Мы одни на всей земле
Бережём друг друга.
И вновь мы отвратили взор от жития сего дивного семейства, да приспела пора возвратиться в тот вечер, егда соберётся их родимый круглый стол.
Атмосфера в доме дышала томительным ожиданием. Тишина, царившая ещё утром, сменилась предчувствием чего-то небывалого, но притом сокровенно-уютного. Дети один за другим стекались к столу. Златогорка, коей едва минуло восемнадцать, вошла первой; юная красота её распускалась с каждым днём, словно первый цвет весны. Следом явились близнецы, Ведагор и Александр, коим вот-вот должно было исполниться пятнадцать. Их мальчишеская бравада уже уступала место задумчивой юности, предвещая грядущие перемены.

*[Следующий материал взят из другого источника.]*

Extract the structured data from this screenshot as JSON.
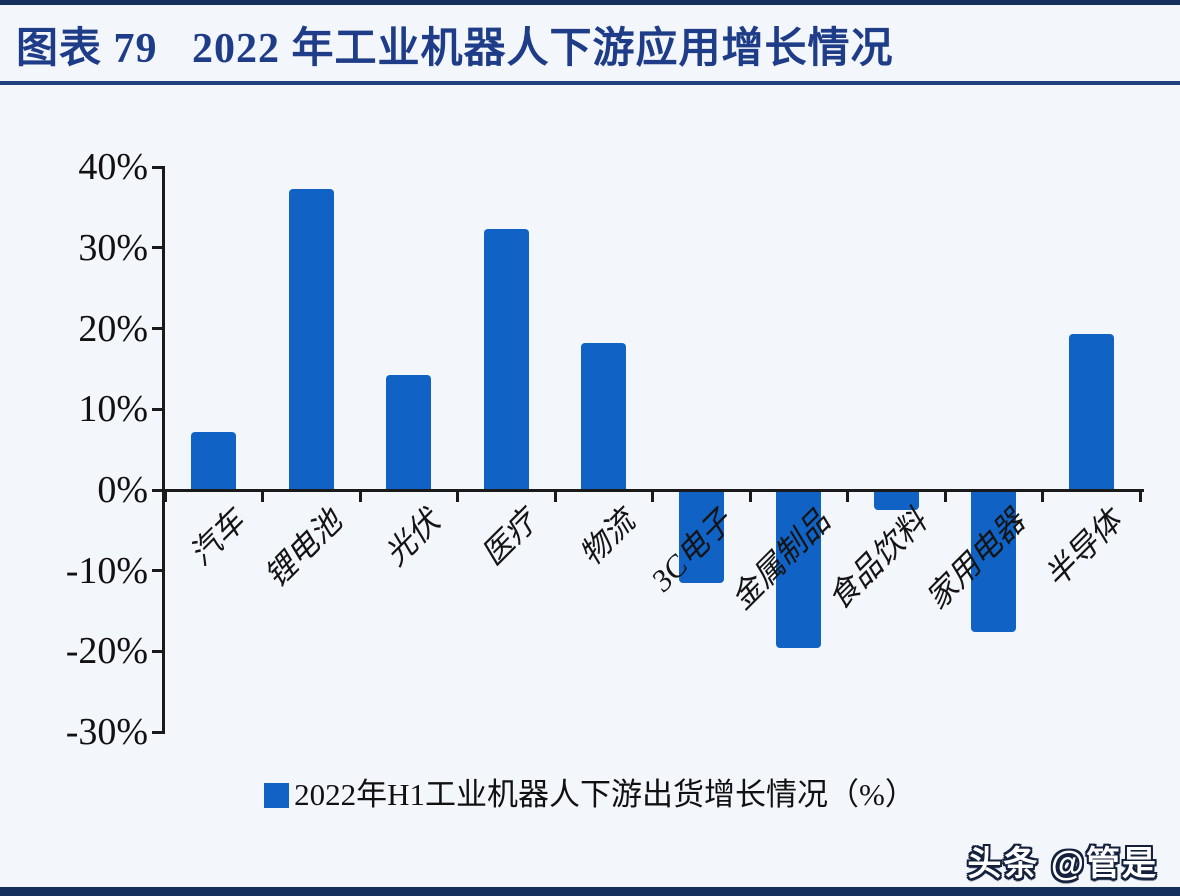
{
  "page": {
    "title": "图表 79   2022 年工业机器人下游应用增长情况",
    "watermark": "头条 @管是"
  },
  "colors": {
    "bar": "#1162c5",
    "axis": "#1a1a1a",
    "navy_band": "#16305e",
    "title_text": "#1e3c87",
    "title_underline": "#20407e",
    "background": "#f3f6fb",
    "watermark_fill": "#ffffff"
  },
  "chart_data": {
    "type": "bar",
    "title": "2022 年工业机器人下游应用增长情况",
    "categories": [
      "汽车",
      "锂电池",
      "光伏",
      "医疗",
      "物流",
      "3C电子",
      "金属制品",
      "食品饮料",
      "家用电器",
      "半导体"
    ],
    "values": [
      7.2,
      37.3,
      14.2,
      32.3,
      18.2,
      -11.4,
      -19.4,
      -2.4,
      -17.5,
      19.3
    ],
    "series_name": "2022年H1工业机器人下游出货增长情况（%）",
    "legend": "2022年H1工业机器人下游出货增长情况（%）",
    "legend_position": "bottom",
    "xlabel": "",
    "ylabel": "",
    "ylim": [
      -30,
      40
    ],
    "yticks": [
      40,
      30,
      20,
      10,
      0,
      -10,
      -20,
      -30
    ],
    "ytick_labels": [
      "40%",
      "30%",
      "20%",
      "10%",
      "0%",
      "-10%",
      "-20%",
      "-30%"
    ],
    "grid": false
  }
}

Последним, по заведённому обычаю, вбежал меньшой — одиннадцатилетний Фёдор Фёдорович, сжимая в руках нечто заветное; он всегда являлся с гостинцем для матери и сестры, да и отца с братьями то и дело баловал. Истинный любитель одаривать! И как же они все его обожали — не столько за эти дары, сколько за тот свет, что он источал самою своей человечностью, словом, за ту самую ласку, коей стал их всеобщим любимцем. Едва он появлялся, все разом тянулись к нему, трепеща от умиления: «Любимый!» Он сиял в ответ, одаривая каждого своими монгольскими очами, и молвил: «Да полно вам, не смущайте, хоть я и вас всех люблю».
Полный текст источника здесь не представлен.